LENTIL AND CHICKPEA SALAD

Ingredients
3 tbsp olive oil
2  onions, peeled and sliced
3 garlic cloves, finely chopped
6-8 Swiss chard leaves, julienned (stalks removed)
6 cups water
3/4 cup dried petite green lentils
2 teaspoons salt
1 (15.5-ounce) can no-salt-added chickpeas, rinsed and drained
1 tbsp pomegranate molasses (available at Whole Foods) or normal molasses
1 tbsp fresh lemon juice
1/8 tsp salt
1/8 tsp pepper

METHOD
Heat a nonstick skillet over high heat; add 1 tablespoon olive oil to pan.
Add onions to pan; sauté until soft, about 8 minutes.
Reduce heat to medium; add garlic. 
Cook until onions are caramelized, about 20 minutes. 
Add Swiss chard leaves; cook until wilted and tender, about 5 minutes. 

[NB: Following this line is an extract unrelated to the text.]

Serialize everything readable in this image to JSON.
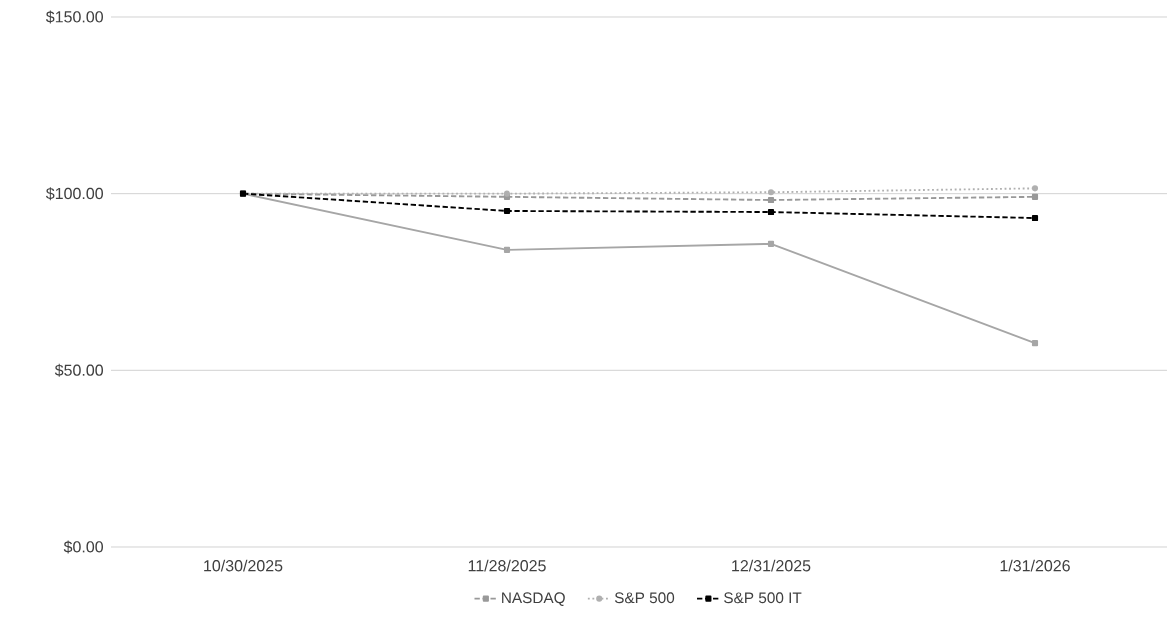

Place 6 cups water in a pan; bring to a boil. 
Add lentils to pan. Reduce heat, and simmer; cook until tender, about 15 minutes. 
Add 2 teaspoons salt; let sit 5 minutes to absorb. 
Drain lentils; cool on a baking sheet. 
Combine chickpeas, lentils, chard-and-onion mixture, pomegranate molasses, lemon juice, 2 tablespoons olive oil, and 1/8 teaspoon each of salt and pepper.